PetroChina Ltd (0857.HK: Quote, Profile, Research) (PTR.N: Quote, Profile, Research) , the country's flagship oil concern, reckons it holds more than 10 billion tonnes of oil and 8.0 trillion cubic metres of natural gas - the world's fourth and third largest caches, respectively.

And its showpiece is a 4,200-km (2,610-mile) West-to-East gas pipeline, an $8-billion trunk that will propel nationwide gas usage.

"The Tarim Basin is very important for the development of China. Despite adverse natural conditions, our crude oil production this year will hit 5.25 million tonnes," said Sun Longde, president of PetroChina's Tarim Oilfield Company.

But that's a mere drop in the ocean for a country that imported 74.15 million tonnes in the first 10 months of 2003, a jump of 30.3 percent from the corresponding period of 2002.

Blistering economic growth of about eight percent a year underpinned incremental Chinese oil demand, with the International Energy Agency saying China's overall demand would grow 443,000 bpd, or nine percent in 2003, followed by another 300,000 bps, or six percent next year."

And Western analysts says the basin's reserves could be as much as 100 times overestimated.

"There could be a bit of misunderstanding because China often looks at in-place reserves rather than those that may be commercially recoverable and actually utilised," said a Beijing-based consultant who did not want to be named.

"I'm not sure how much of an energy hope the Tarim is because of the costs involved. You need large-scale infrastructure like the West-to-East pipeline to actually transport oil and gas to demand centres," the consultant told Reuters.

SHIFTING SANDS

Realising the problem, China launched a project this month to assess oil and gas reserves that will emphasise recoverable reserves versus total reserves assessed during the 1980s and 90s.

But building pipelines to get the oil out won't be easy.

The basin is now accessible by one road, a 522-km (326-mile) Desert Highway completed in 1995 at a cost of more than 700 million yuan ($84 million), which needs constant maintenance to keep back the fast-shifting sands of the Taklamakan desert.

"PetroChina has spent 1.2 billion yuan planting along the highway to stem the desert's flow," said Liu Zhijun, 69, the wizened manager of a botanical research station near Tazhong.

And life in the desert-encrusted basin can be harsh. The temperature in the no-man's land of craggy outcrops and marching sand dunes plummets at nightfall and soars in the day.
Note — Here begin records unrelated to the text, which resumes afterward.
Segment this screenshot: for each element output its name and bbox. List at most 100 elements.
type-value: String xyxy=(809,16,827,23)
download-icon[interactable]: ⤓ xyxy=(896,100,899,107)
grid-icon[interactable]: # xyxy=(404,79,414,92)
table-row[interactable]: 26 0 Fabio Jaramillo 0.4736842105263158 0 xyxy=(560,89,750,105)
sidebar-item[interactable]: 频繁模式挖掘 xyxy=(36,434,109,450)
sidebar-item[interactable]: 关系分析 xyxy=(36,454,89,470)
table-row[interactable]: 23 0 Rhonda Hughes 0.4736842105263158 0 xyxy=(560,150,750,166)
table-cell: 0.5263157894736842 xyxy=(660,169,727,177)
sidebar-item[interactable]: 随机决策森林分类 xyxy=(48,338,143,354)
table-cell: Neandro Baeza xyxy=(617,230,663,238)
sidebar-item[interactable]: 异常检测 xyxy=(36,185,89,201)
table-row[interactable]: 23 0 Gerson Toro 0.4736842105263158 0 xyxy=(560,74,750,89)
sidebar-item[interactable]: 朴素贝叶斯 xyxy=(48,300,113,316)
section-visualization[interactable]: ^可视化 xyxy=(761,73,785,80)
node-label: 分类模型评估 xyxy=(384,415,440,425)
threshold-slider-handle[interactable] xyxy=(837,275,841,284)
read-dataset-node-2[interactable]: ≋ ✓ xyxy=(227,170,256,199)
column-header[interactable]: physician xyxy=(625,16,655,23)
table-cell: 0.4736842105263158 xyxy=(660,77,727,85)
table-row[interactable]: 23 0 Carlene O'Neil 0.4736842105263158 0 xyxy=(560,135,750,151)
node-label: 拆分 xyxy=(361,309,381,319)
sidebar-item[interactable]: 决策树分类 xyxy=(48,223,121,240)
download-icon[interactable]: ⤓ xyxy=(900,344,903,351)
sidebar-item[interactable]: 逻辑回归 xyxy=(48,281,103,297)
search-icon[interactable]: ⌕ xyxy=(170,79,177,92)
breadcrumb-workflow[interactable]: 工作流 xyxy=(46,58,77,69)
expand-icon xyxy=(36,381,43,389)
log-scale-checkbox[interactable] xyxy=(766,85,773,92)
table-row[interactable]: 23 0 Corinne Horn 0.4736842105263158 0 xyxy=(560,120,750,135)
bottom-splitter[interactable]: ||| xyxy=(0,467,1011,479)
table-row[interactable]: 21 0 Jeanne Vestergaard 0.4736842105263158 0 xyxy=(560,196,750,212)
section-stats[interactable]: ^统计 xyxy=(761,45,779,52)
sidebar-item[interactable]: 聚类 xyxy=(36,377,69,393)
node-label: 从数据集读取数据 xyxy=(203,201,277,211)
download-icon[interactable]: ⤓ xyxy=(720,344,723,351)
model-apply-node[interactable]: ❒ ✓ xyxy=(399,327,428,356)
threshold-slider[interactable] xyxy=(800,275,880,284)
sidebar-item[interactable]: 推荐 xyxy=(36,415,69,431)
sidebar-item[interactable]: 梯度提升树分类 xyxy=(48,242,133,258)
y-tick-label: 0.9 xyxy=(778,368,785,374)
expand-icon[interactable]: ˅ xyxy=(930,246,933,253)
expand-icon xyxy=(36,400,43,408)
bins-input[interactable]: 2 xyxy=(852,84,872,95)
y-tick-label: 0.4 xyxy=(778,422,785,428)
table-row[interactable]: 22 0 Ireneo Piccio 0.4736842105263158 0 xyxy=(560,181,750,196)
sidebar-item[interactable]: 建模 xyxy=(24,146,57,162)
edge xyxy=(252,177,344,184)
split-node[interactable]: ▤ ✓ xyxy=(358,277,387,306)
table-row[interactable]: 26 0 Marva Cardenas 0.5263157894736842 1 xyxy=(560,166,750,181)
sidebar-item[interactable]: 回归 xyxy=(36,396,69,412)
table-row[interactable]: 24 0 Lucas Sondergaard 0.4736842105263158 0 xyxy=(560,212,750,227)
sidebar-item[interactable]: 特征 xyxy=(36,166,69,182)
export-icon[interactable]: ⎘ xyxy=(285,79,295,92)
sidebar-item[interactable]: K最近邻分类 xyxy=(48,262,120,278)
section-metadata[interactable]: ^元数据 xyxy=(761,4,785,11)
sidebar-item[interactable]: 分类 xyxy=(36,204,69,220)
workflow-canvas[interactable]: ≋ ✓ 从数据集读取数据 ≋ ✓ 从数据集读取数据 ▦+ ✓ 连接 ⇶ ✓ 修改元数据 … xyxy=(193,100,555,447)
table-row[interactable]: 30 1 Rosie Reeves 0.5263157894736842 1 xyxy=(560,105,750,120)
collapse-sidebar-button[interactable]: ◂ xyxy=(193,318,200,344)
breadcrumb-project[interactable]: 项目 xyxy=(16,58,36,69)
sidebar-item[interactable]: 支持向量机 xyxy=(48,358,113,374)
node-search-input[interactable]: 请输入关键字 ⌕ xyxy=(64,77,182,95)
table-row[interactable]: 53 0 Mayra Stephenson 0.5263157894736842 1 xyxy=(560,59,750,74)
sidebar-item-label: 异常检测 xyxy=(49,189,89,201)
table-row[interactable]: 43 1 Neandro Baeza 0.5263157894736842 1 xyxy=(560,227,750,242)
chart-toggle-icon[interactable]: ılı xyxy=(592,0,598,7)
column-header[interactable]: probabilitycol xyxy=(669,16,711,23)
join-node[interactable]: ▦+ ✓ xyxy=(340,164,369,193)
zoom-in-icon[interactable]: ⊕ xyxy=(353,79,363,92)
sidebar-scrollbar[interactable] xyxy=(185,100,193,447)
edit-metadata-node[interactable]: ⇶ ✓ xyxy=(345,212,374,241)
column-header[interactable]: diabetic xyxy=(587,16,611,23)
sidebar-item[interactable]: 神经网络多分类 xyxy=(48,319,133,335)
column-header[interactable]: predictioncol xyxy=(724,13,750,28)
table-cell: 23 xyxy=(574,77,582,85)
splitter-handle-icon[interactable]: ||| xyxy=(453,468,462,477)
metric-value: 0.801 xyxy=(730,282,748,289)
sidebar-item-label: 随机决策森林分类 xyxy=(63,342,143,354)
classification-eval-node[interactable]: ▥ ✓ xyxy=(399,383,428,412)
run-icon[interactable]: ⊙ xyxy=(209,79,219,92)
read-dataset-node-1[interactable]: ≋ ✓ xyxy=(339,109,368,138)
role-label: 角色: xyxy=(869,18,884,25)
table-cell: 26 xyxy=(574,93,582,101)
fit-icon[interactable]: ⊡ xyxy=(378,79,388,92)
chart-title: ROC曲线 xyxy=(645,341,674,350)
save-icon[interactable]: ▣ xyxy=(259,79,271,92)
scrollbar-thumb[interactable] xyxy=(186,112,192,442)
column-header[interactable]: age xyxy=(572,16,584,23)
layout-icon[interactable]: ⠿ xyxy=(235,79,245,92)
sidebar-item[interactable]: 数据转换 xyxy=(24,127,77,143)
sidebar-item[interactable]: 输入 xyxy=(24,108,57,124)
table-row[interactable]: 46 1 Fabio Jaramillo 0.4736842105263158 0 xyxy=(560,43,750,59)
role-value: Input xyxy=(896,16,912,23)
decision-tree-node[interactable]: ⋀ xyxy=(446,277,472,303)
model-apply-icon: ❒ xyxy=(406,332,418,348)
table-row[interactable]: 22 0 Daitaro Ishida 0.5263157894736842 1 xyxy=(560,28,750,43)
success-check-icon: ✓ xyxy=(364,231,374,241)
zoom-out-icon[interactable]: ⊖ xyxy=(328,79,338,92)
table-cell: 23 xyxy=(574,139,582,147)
"You'd go insane living out here," said Wang Chongming, a foreman at a gas field near Tazhong. "There's no greenery, no entertainment, and sand gets into everything."

Yet many are willing to brave it. China pumped 20.3 million tonnes of crude oil from Xinjiang in 2002, accounting for 12.15 percent of the country's total output in the year.

The basin's oil - lifeblood of an economy that grew 9.1 percent in the year to the third quarter - is envisioned as powering western cities such as Urumqi, while natural gas would feed the energy-hungry eastern economic powerhouses for decades.